The Inadequate Dad

Dan Smith  |  Article  |  Anxiety, Faith, Family, Humility, Jesus, Meaning, Purpose & Wisdom

Ask anyone in the Smith family which trait of my dad’s that was passed on to his kids that is the most cringe-worthy and you’ll probably get the same answer: “The Sigh”. You read that right. A long, deep, audible, guttural inhale and exhale. As a kid, my dad’s sigh was always in response to something stressful, bothersome or annoying. Instead of words, you would just hear a sigh. A loud, passive-aggressive sigh that made everyone roll their eyes. And yes, the moment my wife called me out for having inherited “The Sigh”, I responded with an even louder…sigh.

But you know what? I’m proud of it and it’s become an endearing source of entertainment in my family. Any time we catch one another in mid-sigh, we call one another out on it and all have a good laugh.

In the last few years I’ve begun to think a lot more about the things we pass on to our kids.

As a father, if there’s one word that comes to my mind a lot, it’s the word inadequate. There’s not a day that goes by that I don’t feel inadequate, lacking the necessary qualities to be a truly good Dad. When I look at myself as a dad, all I can see are the flaws. The moments where I was quick to anger. The moments where I failed to give sage advice. The moments where I scorned when I should have consoled. The moments where I was silent when I should’ve spoken up. The moments where I spoke too much when I simply needed to listen. The moments I spent staring at my phone instead of looking my child in the eyes and showing them I value them. The moments I missed because I was pursuing my own dreams.

If I’m being honest, most days I feel like a total shmuck.

If you’re out their nodding your head in agreement with me, I want you to know… you ARE inadequate. We ALL are. We will never be perfect dads.

The only perfect and adequate dad is God the Father, and we can never be as perfect as Him. But we aren’t called to pursue perfection, are we? We’re just called to pursue…better. Every day. Just pursue being a little better today than the day before. Some days we may go backwards but the next day will be…better.

The Bible is bursting with wisdom for us as parents. There’s no shortage of good teaching from scripture that can help ground and instruct us as we try to be a better parent each day. One of the key verses that helps me come to grip with inadequacies is 2 Corinthians 12:9: But he said to me, “My grace is sufficient for you, for my power is made perfect in weakness.” Therefore I will boast all the more gladly of my weaknesses, so that the power of Christ may rest upon me.

Accepting that we are inadequate is the first step in accepting that in our inadequacies, Jesus’ strength is made perfect in my weakness.

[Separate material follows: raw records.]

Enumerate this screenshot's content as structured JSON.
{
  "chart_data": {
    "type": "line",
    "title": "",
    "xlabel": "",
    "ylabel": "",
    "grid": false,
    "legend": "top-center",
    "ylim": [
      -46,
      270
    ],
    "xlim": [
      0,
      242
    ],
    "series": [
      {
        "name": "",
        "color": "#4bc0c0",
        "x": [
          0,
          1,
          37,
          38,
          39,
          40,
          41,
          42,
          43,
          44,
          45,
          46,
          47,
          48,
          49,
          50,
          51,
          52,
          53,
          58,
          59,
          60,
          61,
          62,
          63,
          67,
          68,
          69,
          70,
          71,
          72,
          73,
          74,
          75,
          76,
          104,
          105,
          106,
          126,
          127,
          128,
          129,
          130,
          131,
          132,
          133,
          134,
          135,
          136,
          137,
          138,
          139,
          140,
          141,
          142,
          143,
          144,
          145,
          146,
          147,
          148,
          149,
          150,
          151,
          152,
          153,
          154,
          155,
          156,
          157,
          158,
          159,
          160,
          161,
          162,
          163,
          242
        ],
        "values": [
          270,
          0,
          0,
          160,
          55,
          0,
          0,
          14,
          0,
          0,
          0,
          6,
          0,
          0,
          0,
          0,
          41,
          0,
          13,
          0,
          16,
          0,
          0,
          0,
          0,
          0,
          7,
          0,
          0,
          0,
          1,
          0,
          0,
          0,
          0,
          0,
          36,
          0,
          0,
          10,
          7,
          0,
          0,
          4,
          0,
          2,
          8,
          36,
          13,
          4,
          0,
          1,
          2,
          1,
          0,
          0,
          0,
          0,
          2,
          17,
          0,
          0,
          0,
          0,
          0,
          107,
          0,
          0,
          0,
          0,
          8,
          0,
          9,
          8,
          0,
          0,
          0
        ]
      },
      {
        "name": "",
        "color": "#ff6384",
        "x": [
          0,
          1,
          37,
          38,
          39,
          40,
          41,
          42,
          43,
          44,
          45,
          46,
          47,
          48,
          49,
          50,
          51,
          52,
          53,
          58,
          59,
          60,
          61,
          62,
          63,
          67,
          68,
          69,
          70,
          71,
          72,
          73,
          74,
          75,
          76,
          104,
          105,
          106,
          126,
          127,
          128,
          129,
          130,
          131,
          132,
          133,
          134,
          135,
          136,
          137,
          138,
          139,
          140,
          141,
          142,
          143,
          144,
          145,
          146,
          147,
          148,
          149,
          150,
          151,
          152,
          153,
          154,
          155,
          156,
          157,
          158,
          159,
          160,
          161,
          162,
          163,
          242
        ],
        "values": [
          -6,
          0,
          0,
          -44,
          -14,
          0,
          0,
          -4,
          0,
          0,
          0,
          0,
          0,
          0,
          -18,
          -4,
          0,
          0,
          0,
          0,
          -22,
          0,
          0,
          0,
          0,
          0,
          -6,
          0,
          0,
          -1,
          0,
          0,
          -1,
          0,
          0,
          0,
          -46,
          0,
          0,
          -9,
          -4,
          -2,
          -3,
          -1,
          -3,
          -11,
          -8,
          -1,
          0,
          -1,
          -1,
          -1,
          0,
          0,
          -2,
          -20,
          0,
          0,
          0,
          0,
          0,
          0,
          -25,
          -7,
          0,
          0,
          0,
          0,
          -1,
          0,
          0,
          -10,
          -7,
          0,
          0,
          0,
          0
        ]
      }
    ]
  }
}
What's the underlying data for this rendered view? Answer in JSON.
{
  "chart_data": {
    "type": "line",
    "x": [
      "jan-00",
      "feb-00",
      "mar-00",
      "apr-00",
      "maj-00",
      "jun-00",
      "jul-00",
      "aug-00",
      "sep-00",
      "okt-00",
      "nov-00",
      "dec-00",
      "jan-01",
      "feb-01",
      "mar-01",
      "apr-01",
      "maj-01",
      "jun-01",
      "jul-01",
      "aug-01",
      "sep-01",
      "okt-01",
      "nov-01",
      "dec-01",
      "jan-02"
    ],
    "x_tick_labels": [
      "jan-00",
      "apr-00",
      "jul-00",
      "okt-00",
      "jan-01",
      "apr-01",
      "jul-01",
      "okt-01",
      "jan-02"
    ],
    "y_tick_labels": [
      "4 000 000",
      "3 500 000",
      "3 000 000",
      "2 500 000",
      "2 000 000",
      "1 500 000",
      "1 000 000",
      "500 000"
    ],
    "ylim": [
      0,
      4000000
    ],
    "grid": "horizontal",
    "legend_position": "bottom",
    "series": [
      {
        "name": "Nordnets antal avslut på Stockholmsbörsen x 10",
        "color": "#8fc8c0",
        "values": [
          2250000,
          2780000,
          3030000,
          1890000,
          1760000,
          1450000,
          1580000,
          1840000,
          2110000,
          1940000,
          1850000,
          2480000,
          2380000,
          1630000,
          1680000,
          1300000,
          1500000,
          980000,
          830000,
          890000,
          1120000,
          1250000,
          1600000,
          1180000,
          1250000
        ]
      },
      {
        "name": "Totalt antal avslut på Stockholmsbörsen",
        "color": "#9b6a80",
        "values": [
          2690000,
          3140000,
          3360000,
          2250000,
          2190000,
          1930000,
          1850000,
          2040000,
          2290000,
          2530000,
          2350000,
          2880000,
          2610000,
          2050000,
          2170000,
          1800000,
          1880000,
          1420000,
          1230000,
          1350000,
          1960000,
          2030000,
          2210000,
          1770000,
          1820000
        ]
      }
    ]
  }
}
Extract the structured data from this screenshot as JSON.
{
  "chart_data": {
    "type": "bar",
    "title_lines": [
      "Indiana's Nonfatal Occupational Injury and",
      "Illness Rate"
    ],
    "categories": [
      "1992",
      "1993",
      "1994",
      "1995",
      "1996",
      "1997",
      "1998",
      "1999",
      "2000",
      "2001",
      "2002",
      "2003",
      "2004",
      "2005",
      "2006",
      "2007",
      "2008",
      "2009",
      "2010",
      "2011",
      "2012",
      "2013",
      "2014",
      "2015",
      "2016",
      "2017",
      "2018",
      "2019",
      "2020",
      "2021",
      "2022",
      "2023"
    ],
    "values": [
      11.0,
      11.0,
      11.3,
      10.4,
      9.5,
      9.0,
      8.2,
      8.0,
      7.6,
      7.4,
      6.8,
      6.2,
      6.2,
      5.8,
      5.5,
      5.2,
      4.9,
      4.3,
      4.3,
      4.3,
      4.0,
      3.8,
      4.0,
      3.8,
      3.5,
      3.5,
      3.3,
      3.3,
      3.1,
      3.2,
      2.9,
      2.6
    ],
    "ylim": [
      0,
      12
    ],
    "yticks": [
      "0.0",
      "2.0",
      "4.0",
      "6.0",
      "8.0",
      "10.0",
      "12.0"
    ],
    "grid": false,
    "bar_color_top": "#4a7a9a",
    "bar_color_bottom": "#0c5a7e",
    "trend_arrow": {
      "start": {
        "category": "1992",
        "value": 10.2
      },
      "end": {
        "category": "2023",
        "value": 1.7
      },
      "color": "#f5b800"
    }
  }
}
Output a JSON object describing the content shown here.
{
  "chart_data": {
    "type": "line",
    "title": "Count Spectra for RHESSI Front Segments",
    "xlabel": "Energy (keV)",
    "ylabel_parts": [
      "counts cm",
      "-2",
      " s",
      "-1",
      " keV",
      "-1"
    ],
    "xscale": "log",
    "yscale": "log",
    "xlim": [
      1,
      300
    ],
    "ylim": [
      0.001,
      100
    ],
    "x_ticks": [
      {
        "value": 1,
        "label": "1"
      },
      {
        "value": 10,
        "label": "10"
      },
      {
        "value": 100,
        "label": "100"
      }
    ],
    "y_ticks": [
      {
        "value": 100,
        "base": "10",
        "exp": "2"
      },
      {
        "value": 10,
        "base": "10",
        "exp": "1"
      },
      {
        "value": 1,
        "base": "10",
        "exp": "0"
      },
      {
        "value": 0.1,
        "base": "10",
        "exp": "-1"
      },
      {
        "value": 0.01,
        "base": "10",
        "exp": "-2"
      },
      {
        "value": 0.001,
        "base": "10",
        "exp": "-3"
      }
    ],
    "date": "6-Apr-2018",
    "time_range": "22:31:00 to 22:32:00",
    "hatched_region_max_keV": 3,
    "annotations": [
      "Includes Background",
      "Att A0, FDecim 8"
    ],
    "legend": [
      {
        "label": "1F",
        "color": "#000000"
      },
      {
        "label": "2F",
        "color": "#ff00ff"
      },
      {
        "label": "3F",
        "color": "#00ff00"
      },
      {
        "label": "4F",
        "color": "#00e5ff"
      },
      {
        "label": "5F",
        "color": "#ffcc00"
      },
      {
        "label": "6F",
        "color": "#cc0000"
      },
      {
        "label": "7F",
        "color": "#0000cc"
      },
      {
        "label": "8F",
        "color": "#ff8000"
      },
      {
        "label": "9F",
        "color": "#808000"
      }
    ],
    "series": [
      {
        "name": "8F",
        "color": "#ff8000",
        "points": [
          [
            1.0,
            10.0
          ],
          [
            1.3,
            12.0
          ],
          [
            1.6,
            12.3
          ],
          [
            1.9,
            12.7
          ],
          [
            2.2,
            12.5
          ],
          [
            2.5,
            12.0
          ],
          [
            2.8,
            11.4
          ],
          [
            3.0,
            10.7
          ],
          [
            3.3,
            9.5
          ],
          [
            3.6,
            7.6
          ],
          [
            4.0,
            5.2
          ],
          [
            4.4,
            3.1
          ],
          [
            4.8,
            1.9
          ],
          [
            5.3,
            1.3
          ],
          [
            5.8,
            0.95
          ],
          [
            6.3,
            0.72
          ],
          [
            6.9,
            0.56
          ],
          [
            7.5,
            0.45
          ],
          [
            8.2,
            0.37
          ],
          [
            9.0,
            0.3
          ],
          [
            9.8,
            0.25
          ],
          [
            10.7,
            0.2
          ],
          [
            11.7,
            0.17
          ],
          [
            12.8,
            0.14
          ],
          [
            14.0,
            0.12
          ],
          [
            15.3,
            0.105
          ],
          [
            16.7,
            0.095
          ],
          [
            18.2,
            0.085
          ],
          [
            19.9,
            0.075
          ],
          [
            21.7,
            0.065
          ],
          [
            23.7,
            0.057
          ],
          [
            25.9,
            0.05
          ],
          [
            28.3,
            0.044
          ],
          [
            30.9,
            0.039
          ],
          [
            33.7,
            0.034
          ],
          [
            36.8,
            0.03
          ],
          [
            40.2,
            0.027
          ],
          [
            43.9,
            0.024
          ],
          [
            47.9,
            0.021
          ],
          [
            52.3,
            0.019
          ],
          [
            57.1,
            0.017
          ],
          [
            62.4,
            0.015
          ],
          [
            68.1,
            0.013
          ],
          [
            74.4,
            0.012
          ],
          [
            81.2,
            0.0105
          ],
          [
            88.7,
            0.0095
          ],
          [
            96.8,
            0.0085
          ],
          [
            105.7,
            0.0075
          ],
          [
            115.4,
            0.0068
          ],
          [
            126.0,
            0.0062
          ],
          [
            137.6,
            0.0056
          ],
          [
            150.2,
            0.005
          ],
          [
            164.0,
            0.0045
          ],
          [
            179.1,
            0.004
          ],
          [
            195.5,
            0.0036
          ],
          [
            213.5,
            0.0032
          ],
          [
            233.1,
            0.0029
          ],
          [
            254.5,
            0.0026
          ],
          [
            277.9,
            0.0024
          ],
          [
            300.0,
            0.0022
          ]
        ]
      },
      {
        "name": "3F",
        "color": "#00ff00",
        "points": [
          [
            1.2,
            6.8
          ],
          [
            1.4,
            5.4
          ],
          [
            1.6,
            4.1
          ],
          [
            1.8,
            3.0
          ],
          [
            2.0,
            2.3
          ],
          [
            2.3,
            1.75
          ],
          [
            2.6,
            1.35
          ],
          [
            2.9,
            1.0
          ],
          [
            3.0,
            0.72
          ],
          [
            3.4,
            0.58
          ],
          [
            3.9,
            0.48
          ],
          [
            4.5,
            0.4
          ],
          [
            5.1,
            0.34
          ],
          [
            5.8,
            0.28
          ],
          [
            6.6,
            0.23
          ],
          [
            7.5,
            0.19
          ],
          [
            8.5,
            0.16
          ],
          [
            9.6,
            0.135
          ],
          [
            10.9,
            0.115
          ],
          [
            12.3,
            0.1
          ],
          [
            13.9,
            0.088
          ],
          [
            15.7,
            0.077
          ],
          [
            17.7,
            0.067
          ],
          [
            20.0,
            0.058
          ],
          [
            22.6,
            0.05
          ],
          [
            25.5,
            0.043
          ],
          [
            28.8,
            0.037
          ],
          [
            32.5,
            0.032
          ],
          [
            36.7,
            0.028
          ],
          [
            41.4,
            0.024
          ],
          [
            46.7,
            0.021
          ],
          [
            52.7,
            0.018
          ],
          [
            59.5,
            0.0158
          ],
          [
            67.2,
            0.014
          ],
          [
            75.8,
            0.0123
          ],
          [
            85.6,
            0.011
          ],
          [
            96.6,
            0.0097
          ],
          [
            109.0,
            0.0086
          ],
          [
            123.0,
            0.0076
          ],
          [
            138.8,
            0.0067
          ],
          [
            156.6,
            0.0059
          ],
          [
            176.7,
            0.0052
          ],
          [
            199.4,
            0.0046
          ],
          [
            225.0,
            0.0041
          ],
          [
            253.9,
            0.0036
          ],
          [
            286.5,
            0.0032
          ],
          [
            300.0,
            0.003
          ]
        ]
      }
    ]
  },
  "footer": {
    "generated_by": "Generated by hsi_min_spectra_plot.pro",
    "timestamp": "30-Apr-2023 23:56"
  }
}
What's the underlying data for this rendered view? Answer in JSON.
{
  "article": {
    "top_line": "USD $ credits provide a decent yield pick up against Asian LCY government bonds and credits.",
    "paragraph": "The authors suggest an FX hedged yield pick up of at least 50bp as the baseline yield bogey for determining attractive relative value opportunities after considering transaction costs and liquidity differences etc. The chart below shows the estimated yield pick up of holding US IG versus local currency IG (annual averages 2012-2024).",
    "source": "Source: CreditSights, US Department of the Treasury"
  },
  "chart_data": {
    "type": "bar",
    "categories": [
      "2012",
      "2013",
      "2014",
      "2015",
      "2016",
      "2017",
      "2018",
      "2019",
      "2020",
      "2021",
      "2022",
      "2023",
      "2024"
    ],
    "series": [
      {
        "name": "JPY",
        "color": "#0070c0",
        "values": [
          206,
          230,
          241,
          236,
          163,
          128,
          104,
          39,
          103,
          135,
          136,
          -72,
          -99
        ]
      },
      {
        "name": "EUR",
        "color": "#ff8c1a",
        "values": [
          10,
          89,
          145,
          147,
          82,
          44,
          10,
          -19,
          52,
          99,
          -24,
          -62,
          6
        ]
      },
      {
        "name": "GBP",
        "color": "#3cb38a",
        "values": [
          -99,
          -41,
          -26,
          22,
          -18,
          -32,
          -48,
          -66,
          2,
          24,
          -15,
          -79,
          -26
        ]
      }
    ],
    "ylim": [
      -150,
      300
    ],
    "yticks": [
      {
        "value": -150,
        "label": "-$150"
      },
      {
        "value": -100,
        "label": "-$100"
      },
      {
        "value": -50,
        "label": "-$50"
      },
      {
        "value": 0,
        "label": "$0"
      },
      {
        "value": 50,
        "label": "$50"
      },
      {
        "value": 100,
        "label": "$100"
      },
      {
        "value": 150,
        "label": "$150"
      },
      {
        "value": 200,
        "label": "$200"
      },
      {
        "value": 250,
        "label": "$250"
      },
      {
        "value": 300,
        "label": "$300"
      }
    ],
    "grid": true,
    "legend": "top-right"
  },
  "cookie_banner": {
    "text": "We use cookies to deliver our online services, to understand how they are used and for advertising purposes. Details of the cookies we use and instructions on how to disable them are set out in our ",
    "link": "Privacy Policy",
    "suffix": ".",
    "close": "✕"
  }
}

As a dad, the best thing I can do is surrender and accept my weaknesses as opportunities for Jesus to transform me in to the best parent He wants me to be for my kids.

Proverbs 22:6 says “Start children off on the way they should go, and even when they are old they will not turn from it.” Ephesians 6:4 reiterates ”Fathers, do not exasperate your children; instead, bring them up in the training and instruction of the Lord.”

While I certainly am a master in the art of exasperating my children, I think I’m starting to learn what the most important trait I am called to pass on to my kids is: my faith. Faith in God. Faith in Jesus. Faith in salvation. Faith in God’s Truth.

While the day will come where their faith must become their own, the greatest gift I can pass on to my kids is to cultivate faith in Jesus. Because once that seed takes root, that tree will produce the most incredible fruit. The mighty traits of godly character, like “to act justly, love mercy and walk humbly with God” (Micah 6:8) or to “Love your neighbor as yourself” (Mark 12:31) can’t truly take root without there first being a planted seed of faith.

My kids will inherit a lot from me and I secretly hope one of those things is the Smith sigh. But I also hope that as they see me pursuing a devoted relationship with Jesus that truly encourages them to desire the same life-giving and transforming relationship of their own with Him. That is easily the greatest gift I can pass on.

I will always feel inadequate as a dad and that’s okay. It’s not about being adequate. It’s about pursuing Jesus with all my heart, soul, mind and strength. As He makes me a better me, He will make me a better father and He will become everything to them that I can’t.